Background

Anthracycline dose optimisation in the treatment of diffuse large B-cell lymphoma has rarely been tested. We aimed to find out whether R-CEOP70 was non-inferior to R-CHOP50 with less cardiotoxicity, and whether R-CEOP90 had a superior efficacy to R-CHOP50 or R-CEOP70 with acceptable toxic effects.

Methods

In this multicentre, phase 3, randomised, controlled study (NHL-001), patients with newly diagnosed diffuse large B-cell lymphoma or follicular lymphoma grade 3B were enrolled from 20 centres of the Multicenter Hematology–Oncology Programs Evaluation System in China. Young patients (16–60 years) were randomly assigned 1:1:1 (block size of six) to six courses of R-CHOP50, R-CEOP70, or R-CEOP90, and older patients (61–80 years) were assigned 1:1 (block size of four) to R-CHOP50 or R-CEOP70. Patients were randomly assigned using computer-assisted permuted-block randomisation. Investigators and patients were not masked to treatment assignment. In the R-CHOP50 group, patients were given rituximab 375 mg/m² intravenously on day 0, cyclophosphamide 750 mg/m², doxorubicin 50 mg/m², and vincristine 1·4 mg/m² (maximum dose 2 mg) intravenously on day 1, and prednisone 60 mg/m² (maximum dose 100 mg) orally from day 1–5; in the R-CEOP70 group, epirubicin 70 mg/m² replaced doxorubicin; and in the R-CEOP90 group, high dose epirubicin 90 mg/m² replaced doxorubicin. All patients received two additional courses of rituximab 375 mg/m² intravenously every 21 days. Consolidation radiotherapy was given to patients with bulky disease at diagnosis or residual disease at the end of treatment. The primary endpoint was 2-year progression-free survival. The non-inferiority margin for R-CEOP70 versus R-CHOP50 was defined by hazard ratio [HR] as the upper limit of its 95% CI being no greater than 1·50. Analysis of efficacy and safety were of the intention-to-treat population. This study is registered with ClinicalTrials.gov, number NCT01852435.

Findings

From May 15, 2013, to March 16, 2016, a total of 648 patients were enrolled, including 404 (62%) young patients (R-CHOP50 [n=135], R-CEOP70 [n=134], or R-CEOP90 [n=135]), and 244 (38%) older patients (R-CHOP50 [n=122] or R-CEOP70 [n=122]). Four patients were excluded from the study for consent withdrawal and one patient for misdiagnosis before treatment. The 2-year progression-free survival in the R-CHOP50 group was 72·5% (95% CI 66·6–77·6) and in the R-CEOP70 group was 72·4% ([66·5–77·5]; HR 1·00 [0·73–1·38]; p=0·99). The non-inferiority was met and adverse events were similar between the two groups.

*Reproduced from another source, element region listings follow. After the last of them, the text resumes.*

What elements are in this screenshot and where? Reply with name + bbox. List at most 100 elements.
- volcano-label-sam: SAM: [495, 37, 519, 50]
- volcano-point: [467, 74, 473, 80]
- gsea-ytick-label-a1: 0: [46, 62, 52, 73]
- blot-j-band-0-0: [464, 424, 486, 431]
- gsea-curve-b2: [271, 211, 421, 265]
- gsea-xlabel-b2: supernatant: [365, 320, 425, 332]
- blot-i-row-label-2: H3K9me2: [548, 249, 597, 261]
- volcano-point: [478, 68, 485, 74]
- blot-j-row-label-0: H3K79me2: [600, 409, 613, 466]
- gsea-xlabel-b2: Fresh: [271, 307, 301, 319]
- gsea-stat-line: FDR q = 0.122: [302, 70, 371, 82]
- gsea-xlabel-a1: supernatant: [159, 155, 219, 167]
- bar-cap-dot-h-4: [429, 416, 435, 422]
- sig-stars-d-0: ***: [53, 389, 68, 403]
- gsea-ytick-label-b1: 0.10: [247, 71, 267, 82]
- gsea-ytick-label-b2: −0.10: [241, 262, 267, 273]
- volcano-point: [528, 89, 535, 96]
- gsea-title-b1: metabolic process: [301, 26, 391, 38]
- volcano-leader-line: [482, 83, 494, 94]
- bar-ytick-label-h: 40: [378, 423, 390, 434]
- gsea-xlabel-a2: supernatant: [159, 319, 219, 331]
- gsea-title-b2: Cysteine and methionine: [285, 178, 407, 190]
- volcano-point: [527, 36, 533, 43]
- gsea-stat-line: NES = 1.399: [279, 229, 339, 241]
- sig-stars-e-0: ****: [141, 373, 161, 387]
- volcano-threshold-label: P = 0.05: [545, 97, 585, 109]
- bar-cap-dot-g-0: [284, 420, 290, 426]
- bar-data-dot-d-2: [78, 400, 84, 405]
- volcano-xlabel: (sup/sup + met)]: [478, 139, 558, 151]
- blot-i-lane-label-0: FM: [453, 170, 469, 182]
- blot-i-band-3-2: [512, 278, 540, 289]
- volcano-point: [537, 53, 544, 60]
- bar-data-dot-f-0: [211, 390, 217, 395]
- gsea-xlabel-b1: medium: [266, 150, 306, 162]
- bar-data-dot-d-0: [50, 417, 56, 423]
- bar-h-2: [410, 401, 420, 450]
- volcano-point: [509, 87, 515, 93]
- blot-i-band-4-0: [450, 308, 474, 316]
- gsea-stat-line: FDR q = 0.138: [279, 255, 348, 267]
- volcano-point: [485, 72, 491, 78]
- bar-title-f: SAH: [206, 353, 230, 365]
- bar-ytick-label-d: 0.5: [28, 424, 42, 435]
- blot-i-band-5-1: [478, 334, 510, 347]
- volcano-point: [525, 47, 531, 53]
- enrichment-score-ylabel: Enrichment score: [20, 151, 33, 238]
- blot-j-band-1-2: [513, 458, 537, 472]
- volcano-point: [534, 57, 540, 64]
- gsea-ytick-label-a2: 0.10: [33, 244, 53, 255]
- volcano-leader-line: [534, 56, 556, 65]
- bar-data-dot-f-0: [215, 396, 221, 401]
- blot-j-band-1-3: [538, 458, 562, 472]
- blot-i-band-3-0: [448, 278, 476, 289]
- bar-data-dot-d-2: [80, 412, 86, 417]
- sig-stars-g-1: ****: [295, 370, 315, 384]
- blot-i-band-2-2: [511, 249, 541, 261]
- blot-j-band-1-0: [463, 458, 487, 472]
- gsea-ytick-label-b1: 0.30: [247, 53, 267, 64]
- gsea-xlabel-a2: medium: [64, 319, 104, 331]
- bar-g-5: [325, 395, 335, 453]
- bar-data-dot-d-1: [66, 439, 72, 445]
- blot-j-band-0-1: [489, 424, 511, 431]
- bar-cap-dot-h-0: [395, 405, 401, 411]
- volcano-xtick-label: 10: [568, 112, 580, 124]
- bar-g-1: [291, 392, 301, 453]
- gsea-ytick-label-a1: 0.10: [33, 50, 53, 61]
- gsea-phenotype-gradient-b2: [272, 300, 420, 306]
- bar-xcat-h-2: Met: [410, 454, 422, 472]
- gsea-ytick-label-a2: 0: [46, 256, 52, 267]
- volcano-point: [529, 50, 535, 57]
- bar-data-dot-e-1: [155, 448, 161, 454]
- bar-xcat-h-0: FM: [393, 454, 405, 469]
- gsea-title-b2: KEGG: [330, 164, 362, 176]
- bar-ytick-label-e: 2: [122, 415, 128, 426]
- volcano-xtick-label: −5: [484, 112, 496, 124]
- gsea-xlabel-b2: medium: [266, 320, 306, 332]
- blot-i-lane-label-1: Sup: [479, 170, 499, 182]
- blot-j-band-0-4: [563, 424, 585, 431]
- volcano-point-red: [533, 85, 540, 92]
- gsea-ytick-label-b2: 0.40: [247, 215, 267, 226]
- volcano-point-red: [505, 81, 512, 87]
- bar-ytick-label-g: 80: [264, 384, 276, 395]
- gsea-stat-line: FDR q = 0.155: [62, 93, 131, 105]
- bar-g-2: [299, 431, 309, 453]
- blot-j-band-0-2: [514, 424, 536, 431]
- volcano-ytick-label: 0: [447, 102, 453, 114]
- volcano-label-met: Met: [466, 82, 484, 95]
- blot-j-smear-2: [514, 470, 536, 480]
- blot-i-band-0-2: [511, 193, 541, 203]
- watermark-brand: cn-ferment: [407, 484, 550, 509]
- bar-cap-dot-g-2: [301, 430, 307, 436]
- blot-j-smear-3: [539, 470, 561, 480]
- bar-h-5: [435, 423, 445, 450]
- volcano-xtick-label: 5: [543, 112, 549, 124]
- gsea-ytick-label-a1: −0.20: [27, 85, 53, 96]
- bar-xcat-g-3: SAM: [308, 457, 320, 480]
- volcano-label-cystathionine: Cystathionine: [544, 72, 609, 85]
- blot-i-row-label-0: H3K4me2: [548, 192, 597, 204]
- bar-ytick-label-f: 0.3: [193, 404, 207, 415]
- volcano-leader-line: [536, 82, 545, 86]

Fewer patients in the R-CEOP70 group (14 [13%] of 110) presented with over 10% decrease in left ventricular ejection fraction (LVEF) than those in the R-CHOP50 group (31 [29%] of 108) at 3 years after remission. For young patients, the 2-year progression-free survival in the R-CEOP90 group was 88·8% (82·1–93·1) and was significantly improved compared with the R-CHOP50 group (75·9% [67·7–82·3]; 0·44 [0·25–0·76]; p=0·0047) and the R-CEOP70 group (77·4% [69·4–83·7%]; 0·49 [0·27–0·86]; p=0·017). Grade 3–4 neutropenia occurred more frequently in the R-CEOP90 group (97 [72%] of 134) than in the R-CHOP50 group (87 [65%] of 133) and R-CEOP70 group (84 [63%] of 133) in young patients but without further increase of clinically significant infections. Fewer patients in the R-CEOP70 group (7 [11%] of 66) and in the R-CEOP90 group (10 [13%] of 79) presented with more than 10% decrease in LVEF than those in the R-CHOP50 group (17 [26%] of 66) at 3 years after remission.

Interpretation

R-CEOP70 could serve as an alternative regimen to R-CHOP50 with mild long-term cardiotoxicity. Young patients with diffuse large B-cell lymphoma might benefit from high-dose epirubicin. Epirubicin is an alternative drug to doxorubicin in regular R-CHOP with mild long-term cardiotoxicity.

Funding

National Natural Science Foundation of China, National Key Research and Development Program, Shanghai Commission of Science and Technology, Shanghai Municipal Education Commission Gaofeng Clinical Medicine Grant Support, Multicenter Clinical Research Project by Shanghai Jiao Tong University School of Medicine, Clinical Research Plan of Shanghai Hospital Development Center, and Chang Jiang Scholars Program.